In my experience, there were definitely times a helpful fact went further than discussion of the proper legal principle. The IHL Moot, with its 30 minutes time constraint on the whole team, meant you had to really think about how to make your points in a very succinct way. Getting caught in a debate as to the nuances of the law sometimes resulted in a barrage of questions from the bench, and the result of the debate was not always necessarily favourable to your position. On those occasions, a much more effective and persuasive approach was to identify something in the facts that supported the position. In my year, I remember the moot question contained a number of facts which were, on their face, quite neutral and not necessarily helpful. The role of the advocate was therefore to present them in such a way that they seemed to unequivocally support your case.
The best advice I ever received during my years of University mooting was that you were most persuasive and best received by a bench when your presentation and the case you put forward was, above all else, eminently reasonable. This was definitely consistent with my experience of the IHL moot. It was important to never get rattled or aggressive in response to a hostile or interventionist bench, but to deal with all the interruptions as though they were relevant considerations which had already been taken into account, and therefore, were either consistent with, or did not hurt, the position you were putting forward.
In the same vein as above, it is of course also important while preparing for the moot, to consider all the possible questions which might be asked. As the same moot problem was used throughout the rounds, it can be vitally important to write down all the questions (particularly the difficult ones) which are asked of both sides in one moot, and then to fashion an answer to them in preparation for the next moot.
As the facts stayed the same, once Matt and I had split the legal issues between us, we were essentially making the same arguments (with some refinements) round after round.

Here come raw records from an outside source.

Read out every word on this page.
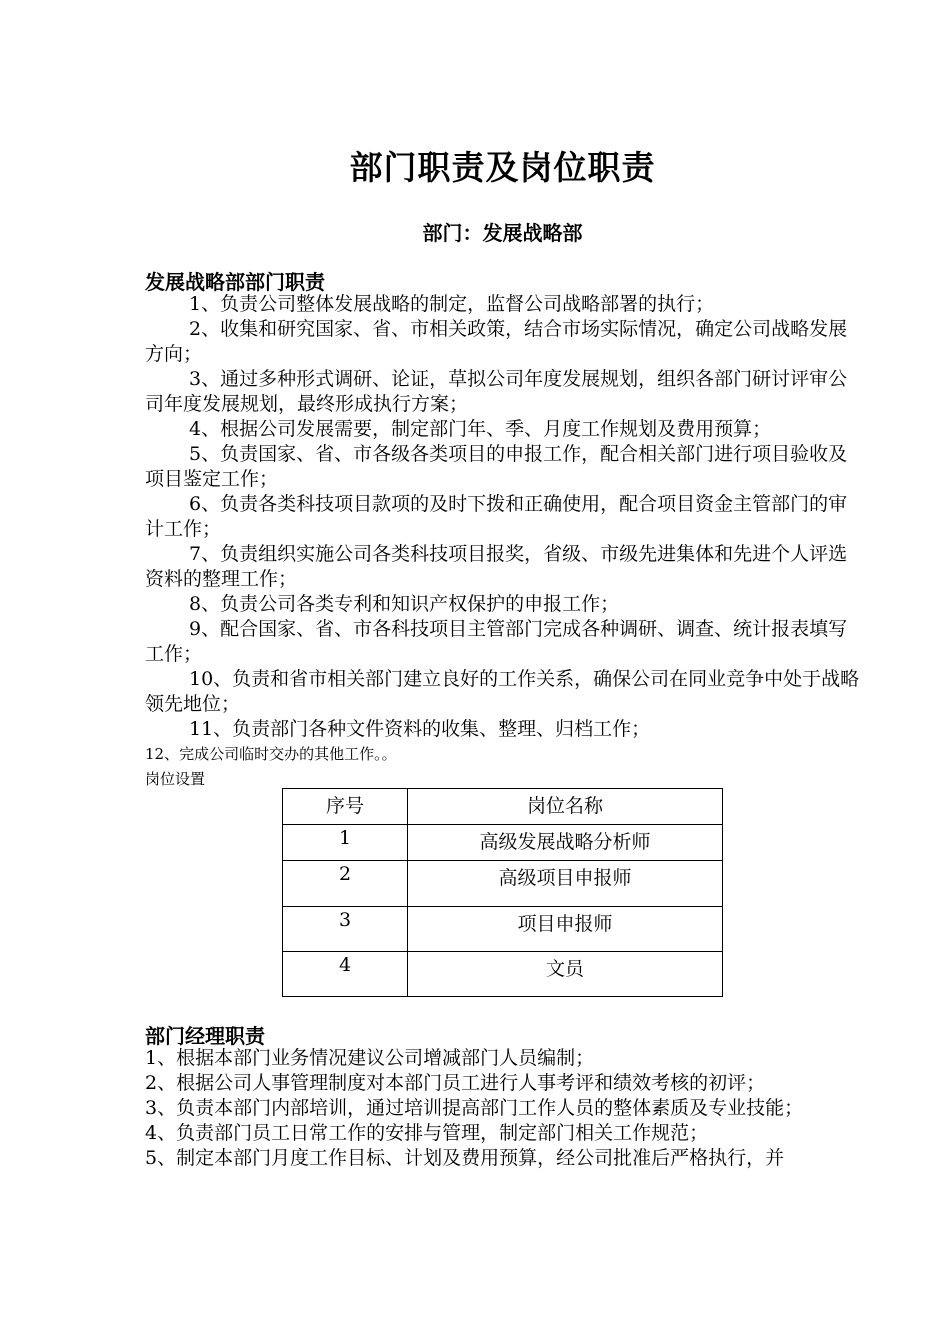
部门职责及岗位职责
部门：发展战略部
发展战略部部门职责

1、负责公司整体发展战略的制定，监督公司战略部署的执行；

2、收集和研究国家、省、市相关政策，结合市场实际情况，确定公司战略发展方向；

3、通过多种形式调研、论证，草拟公司年度发展规划，组织各部门研讨评审公司年度发展规划，最终形成执行方案；

4、根据公司发展需要，制定部门年、季、月度工作规划及费用预算；

5、负责国家、省、市各级各类项目的申报工作，配合相关部门进行项目验收及项目鉴定工作；

6、负责各类科技项目款项的及时下拨和正确使用，配合项目资金主管部门的审计工作；

7、负责组织实施公司各类科技项目报奖，省级、市级先进集体和先进个人评选资料的整理工作；

8、负责公司各类专利和知识产权保护的申报工作；

9、配合国家、省、市各科技项目主管部门完成各种调研、调查、统计报表填写工作；

10、负责和省市相关部门建立良好的工作关系，确保公司在同业竞争中处于战略领先地位；

11、负责部门各种文件资料的收集、整理、归档工作；

12、完成公司临时交办的其他工作。。

岗位设置

序号	岗位名称
1	高级发展战略分析师
2	高级项目申报师
3	项目申报师
4	文员
部门经理职责

1、根据本部门业务情况建议公司增减部门人员编制；

2、根据公司人事管理制度对本部门员工进行人事考评和绩效考核的初评；

3、负责本部门内部培训，通过培训提高部门工作人员的整体素质及专业技能；

4、负责部门员工日常工作的安排与管理，制定部门相关工作规范；

5、制定本部门月度工作目标、计划及费用预算，经公司批准后严格执行，并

Therefore, I think it is also important not to get bored with your presentation. I tend to think if you're bored, then the bench will also be bored. One thing I did to keep it fresh for every round was that I would throw out the last set of notes I prepared (they were never very long) and draw up something new to speak to. It also forced me to think everything through again.

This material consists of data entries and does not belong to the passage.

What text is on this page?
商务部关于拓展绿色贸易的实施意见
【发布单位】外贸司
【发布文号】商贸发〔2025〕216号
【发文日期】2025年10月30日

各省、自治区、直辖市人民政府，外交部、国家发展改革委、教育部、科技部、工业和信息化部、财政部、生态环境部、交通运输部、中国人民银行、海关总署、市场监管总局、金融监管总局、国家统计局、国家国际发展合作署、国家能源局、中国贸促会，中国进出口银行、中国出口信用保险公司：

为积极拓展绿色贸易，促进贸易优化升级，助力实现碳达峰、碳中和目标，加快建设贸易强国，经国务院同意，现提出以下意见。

Personally, I also thought it was important to get away from moot preparation in order to say refreshed. In 2009, between the preliminary rounds and semi-finals, there was a day without any competitions scheduled and a trip was arranged to Dreamworld. Going out, getting away from the moot problem, and talking about something other than the moot, was probably the best decision we made throughout the entire competition!

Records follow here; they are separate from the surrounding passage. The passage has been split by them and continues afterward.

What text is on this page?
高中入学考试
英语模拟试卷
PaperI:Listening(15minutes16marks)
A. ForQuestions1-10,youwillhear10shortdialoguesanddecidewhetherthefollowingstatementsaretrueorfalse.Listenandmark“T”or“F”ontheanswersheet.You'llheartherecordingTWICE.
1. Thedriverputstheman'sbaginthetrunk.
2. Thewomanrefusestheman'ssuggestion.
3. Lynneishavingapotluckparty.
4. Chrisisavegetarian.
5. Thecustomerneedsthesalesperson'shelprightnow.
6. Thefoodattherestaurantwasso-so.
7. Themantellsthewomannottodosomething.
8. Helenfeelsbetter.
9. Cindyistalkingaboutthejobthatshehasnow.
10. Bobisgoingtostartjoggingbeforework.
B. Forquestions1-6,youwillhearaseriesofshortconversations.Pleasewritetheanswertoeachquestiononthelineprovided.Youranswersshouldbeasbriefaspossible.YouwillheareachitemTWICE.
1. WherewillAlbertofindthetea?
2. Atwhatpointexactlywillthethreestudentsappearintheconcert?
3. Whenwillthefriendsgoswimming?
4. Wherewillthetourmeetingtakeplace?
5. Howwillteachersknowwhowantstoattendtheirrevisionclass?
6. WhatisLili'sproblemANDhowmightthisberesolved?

After the ALSA IHL Moot, Matt and I were offered an opportunity to represent Australia in the international competition. Unfortunately, both Matt and I were otherwise committed at the time and weren't able to take up the opportunity.
Overall, I gained a lot from my experience during the moot. My experience was that the ALSA IHL Moot was incredibly well-organised and a really valuable experience for any budding advocate to compete and refine their skill set. Most of the competitors, including myself had no experience with international humanitarian law before. You gained the experience of learning a new and unfamiliar area of law and getting on top of your facts in a short period of time, which are always valuable skills in the practice of law. The judges were also well prepared and came ready to interrogate your submissions, so you also refined your ability to structure a coherent and persuasive argument and to support it orally.